In layman’s terms, they were suggesting that investors may not currently have a strong view about which way the market would move in the short term, and were waiting for the ‘catalyst’ – some new fact, rumour or piece of news – to let them know whether they should buy or sell.
The interesting thing was that one of them was looking for a catalyst that would move the market higher, while the other was expecting a move lower.
So in summary – the market wouldn’t move unless there was some ‘event’ – and when it did, it would absolutely, certainly be up… or down.
If you’ve spent any time with the Fool, you’ll know that Fools as a breed are long-term investors – not market timers. But reflecting on that snippet of a longer conversation did provide a couple of key insights.
The Madness of Men (and Women)
The first thing that dawned on me was that they were probably on to something. Don’t worry – I haven’t just traded in my jester’s cap for the Fool’s new ZippyTrade 2000 – but they might just be right.
Sir Isaac Newton, who himself was caught up in the South Sea Bubble of 1720 was quoted as saying he could ‘…calculate the movement of the stars, but not the madness of men’. Unfortunately, he was – and still is – right.
Evolutionarily, humans are predisposed to respond to the most recent stimulus we encounter, and never mind moderation. In investing, this means the latest piece of news or gossip. It takes a decent lick of willpower and self-discipline to ignore the noise.
Investors are an understandably nervous lot, with large chunks of their net worth in the stock market. And as a group, they can be easily caught up in market moods of optimism and pessimism.
‘What if the market is dropping and I don’t get out?’
‘What if the market is booming and I miss out’?
So the analysts I referred to above are probably right – a short term catalyst may just drive a short term move in the market. We know that’s probably right, as it has been throughout history from as recently as the Japanese earthquake and tsunami, and as far back as the South Sea Bubble.
The trick for investors is keeping the eternal advice in mind – ‘this too shall pass’. Once investors recover from the short term gyrations, it is inevitably the fundamentals of a business that will be the arbiter of value for its shares.
Your Portfolio isn’t ‘the Market’
The second insight I gained from reflecting on that conversation was that when talking about ‘the market’, we are simply referencing an index – a number that represents the sum total of the companies selected to be part of that arbitrary group.
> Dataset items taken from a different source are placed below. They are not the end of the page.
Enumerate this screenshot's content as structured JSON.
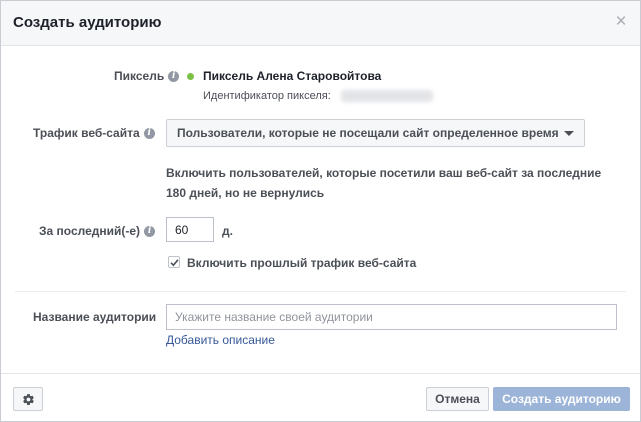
{
  "dialog": {
    "title": "Создать аудиторию",
    "close_glyph": "×"
  },
  "pixel": {
    "label": "Пиксель",
    "name": "Пиксель Алена Старовойтова",
    "id_label": "Идентификатор пикселя:",
    "status_color": "#7ac143"
  },
  "traffic": {
    "label": "Трафик веб-сайта",
    "selected": "Пользователи, которые не посещали сайт определенное время",
    "description": "Включить пользователей, которые посетили ваш веб-сайт за последние 180 дней, но не вернулись"
  },
  "period": {
    "label": "За последний(-е)",
    "value": "60",
    "unit": "д."
  },
  "past_traffic": {
    "label": "Включить прошлый трафик веб-сайта",
    "checked": true
  },
  "audience_name": {
    "label": "Название аудитории",
    "placeholder": "Укажите название своей аудитории",
    "add_description": "Добавить описание"
  },
  "footer": {
    "cancel_label": "Отмена",
    "create_label": "Создать аудиторию",
    "settings_icon": "gear-icon"
  },
  "info_glyph": "i"
}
Now there are ways to ‘invest in the index’, sure, but most investors use these indexes simply as a reference point with which to compare their medium- and long-term results.
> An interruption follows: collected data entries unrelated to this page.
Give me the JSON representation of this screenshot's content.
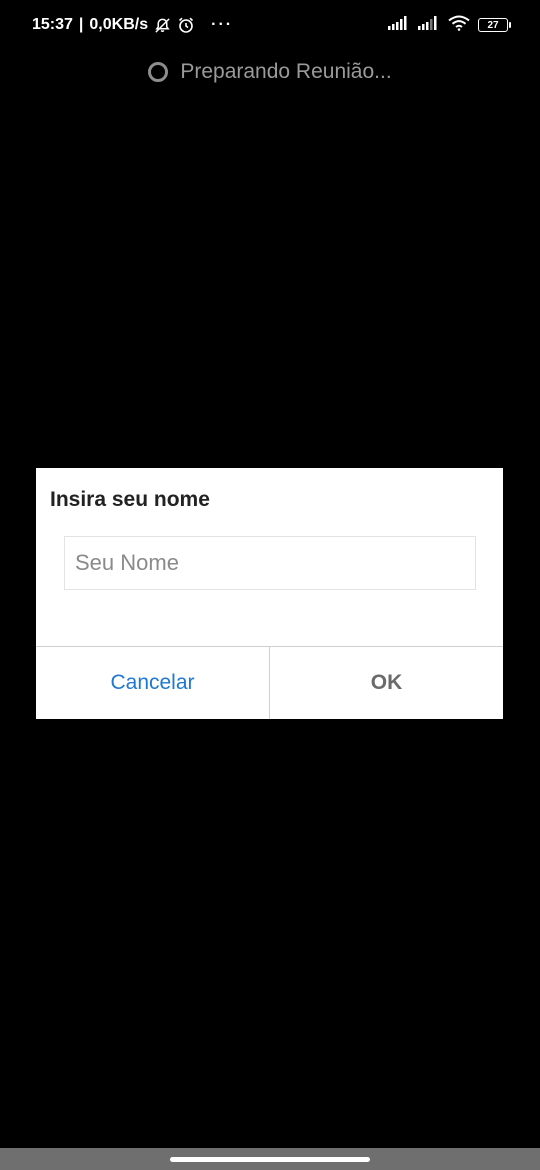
{
  "status_bar": {
    "time": "15:37",
    "separator": "|",
    "net_speed": "0,0KB/s",
    "dots": "···",
    "battery_level": "27",
    "icons": [
      "bell-off-icon",
      "alarm-icon",
      "signal-icon",
      "signal-icon",
      "wifi-icon",
      "battery-icon"
    ]
  },
  "loading": {
    "text": "Preparando Reunião..."
  },
  "dialog": {
    "title": "Insira seu nome",
    "input_placeholder": "Seu Nome",
    "input_value": "",
    "cancel_label": "Cancelar",
    "ok_label": "OK"
  },
  "colors": {
    "background": "#000000",
    "dialog_bg": "#ffffff",
    "cancel_accent": "#1f78d1",
    "ok_text": "#6b6b6b",
    "loading_text": "#9a9a9a"
  }
}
When ‘the market’ is up or down on a daily or weekly basis, it is simply a reflection of the aggregate mood of all those who traded in the market during that day or week. And as Sir Isaac noted, perhaps that’s not the most reliable short-term measure of investing success.
Over the medium to long term (ideally measured in years, not months), indexes such as the S&P/ASX200 or All Ordinaries in Australia, the Dow Jones or S&P500 in the US, the FTSE 100 in the UK or the Hang Seng in Hong Kong can be useful benchmarks against which an investor can measure their own performance.
It makes a lot of sense to periodically review your portfolio against something specific to help you understand your successes and failures, and to learn from them.
Keep Your Eyes on the Horizon
A few years ago, when I was learning to ride a motorbike, the instructor reminded the class to look to where you wanted to ride – not the ground directly in front of the bike. There’s a lesson there for investors.
Next time you see a report that the market was up (or down) 20 points or 0.5% the previous day, or that some short term piece of news ‘lifted the market’ do yourself a favour… just shrug, move to the next story and keep your eyes on the horizon – this year’s peaks and troughs will be almost completely irrelevant in the context of a lifetime of long-term investing.